Brucellosis continues a most important health crisis in numerous parts of the world and is a significant cause of acute feverish sickness in the regions of Middle East. In spite of this, consistent with the World Health Organization, brucellosis is listed as one of seven neglected zoonotic diseases.  Brucellosis is an important cause of PUO in endemic areas34.  Estimates of the prevalence of brucellosis among PUO patients are not available for many countries of the world. The low prevalence reported in known brucellosis endemic countries such as Yemen may be due to the absence or low surveillance and reporting systems in these countries, for presence or prevalence of brucellosis5. The prevalence of brucellosis antibodies was 29.1% among the PUO patients in the current study, and this result is almost similar to that reported in Saudi Arabia in old report (23%)35, Ethiopia (31.5%)36, India (22.5%, 29.4%)37,38. In contrast, the current result was higher than that previously reported in Yemen (7.9%)5, Saudi Arabia by Alkahtani recently (12.8%)39, Pakistan (10.1%)40, south western Uganda (14.9%)41, Bangladesh (2.0%)42, and Nigeria (14.9%)43.

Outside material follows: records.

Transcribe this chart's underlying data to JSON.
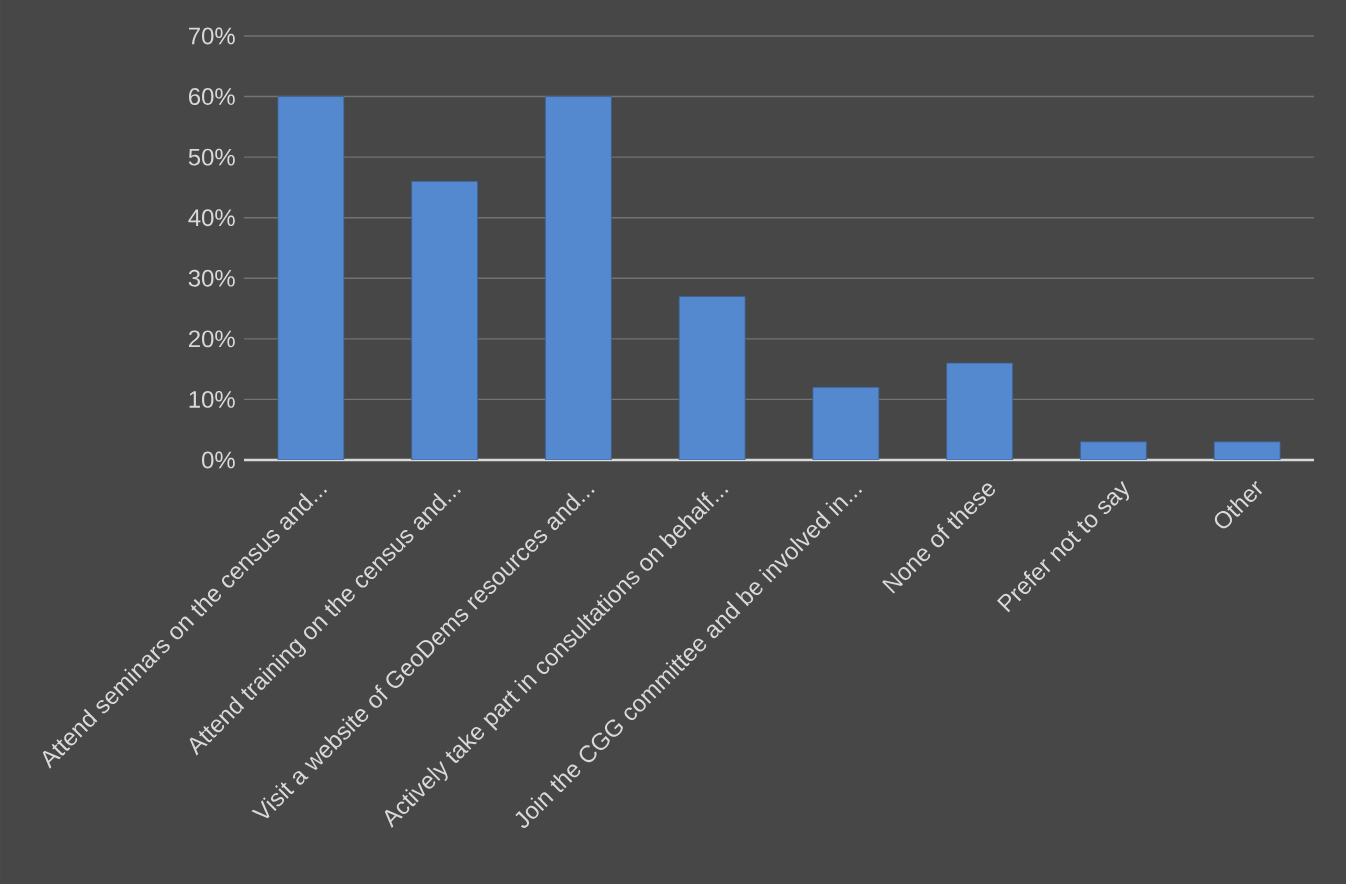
{
  "chart_data": {
    "type": "bar",
    "categories": [
      "Attend seminars on the census and...",
      "Attend training on the census and...",
      "Visit a website of GeoDems resources and...",
      "Actively take part in consultations on behalf...",
      "Join the CGG committee and be involved in...",
      "None of these",
      "Prefer not to say",
      "Other"
    ],
    "values": [
      60,
      46,
      60,
      27,
      12,
      16,
      3,
      3
    ],
    "color": "#5589cf",
    "ylim": [
      0,
      70
    ],
    "yticks": [
      {
        "value": 0,
        "label": "0%"
      },
      {
        "value": 10,
        "label": "10%"
      },
      {
        "value": 20,
        "label": "20%"
      },
      {
        "value": 30,
        "label": "30%"
      },
      {
        "value": 40,
        "label": "40%"
      },
      {
        "value": 50,
        "label": "50%"
      },
      {
        "value": 60,
        "label": "60%"
      },
      {
        "value": 70,
        "label": "70%"
      }
    ],
    "grid": "y",
    "legend": false
  }
}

In the current study, the percentage of Brucella antibodies among females was 78.6%, while this rate in males was 21.4% lower than in females. Similar results were also recorded in Iraqi females (61.7%), while in males (38.3%)44. In contrast, this result differs with previous studies in Yemen and India where the incidence among males is higher4,38-42.  Current data indicate that most females were housewives and exposed to brucellosis risk factors as they directly handled milk or meat or looked after animals44-46.  In this study, there is no statistically significant correlation between the presence of antibodies to Brucella disease and the different age groups, as the distribution is almost equal in all age groups (p>0.05).

 

This is in contrast to the higher risks for the 20th year-old group which were found in Egypt (62%)47, in Ethiopia (48.1%)36, and northern Tanzania (46%)48. Current results indicated that all age groups in the current study are equally exposed to risk factors of brucellosis. In the current study, the prevalence of Brucella antibodies in PUO patients living in rural areas (29%) was almost equal to that in urban areas (28.9%). This result is similar to what was previously found in Yemen3-5,49, Iran50 and Pakistan40. However, this study differed with other study in Egypt by Fouad et al., as 75.5% of their patients were urban residents (p<0.01) 51.  It also differs from what Menas et al., and Al et al., in Pakistan52,53, and in Egypt recently47 where most cases of brucellosis were from rural residents. The current study found a significant relationship between brucellosis and handling of the animal during parturition, the rate being 69.2% with a correlation factor equal to 7 (CI=2.6-17, χ2=22, p<0.0001). These findings are similar to previous studies conducted in Yemen5,33, in northern Uganda54, in Pakistan40 and in Nigeria43, where they found that handling animals during childbirth is a risk factor for brucellosis.

 

CONCLUSIONS AND RECOMMENDATIONS

 

These findings revealed a high prevalence of human brucellosis among PUO patients in Sana'a city and will becoming a serious problem that threats the health care system in Yemen. So, awareness programs should be provided to doctors, population about Brucella infection and its risk factors. Awareness of brucellosis transmission routes can guide the community and prevent further infection. Further studies of sero-diagnosis and bacterial isolation of the disease, collaboration between researchers and public health professionals in terms of research and expansion of diagnostic services for brucellosis.

 

ACKNOWLEDGMENTS 

 

The authors also would like to acknowledge the Microbiology Department of the National Center of Public Health Laboratories (NCPHL) Sana'a, Yemen for support.

 

CONFLICT OF INTEREST

 

No conflict of interest associated with this work. 

 

AUTHOR’S CONTRIBUTIONS

 

This research is part of a master's degree in the Department of Medical Microbiology, first author Ahlam Ali Ahmed Maher, who conducted field work in hospitals, and who did laboratory work and other authors contributed to data analysis, drafting and review of the paper, and gave final approval to the research.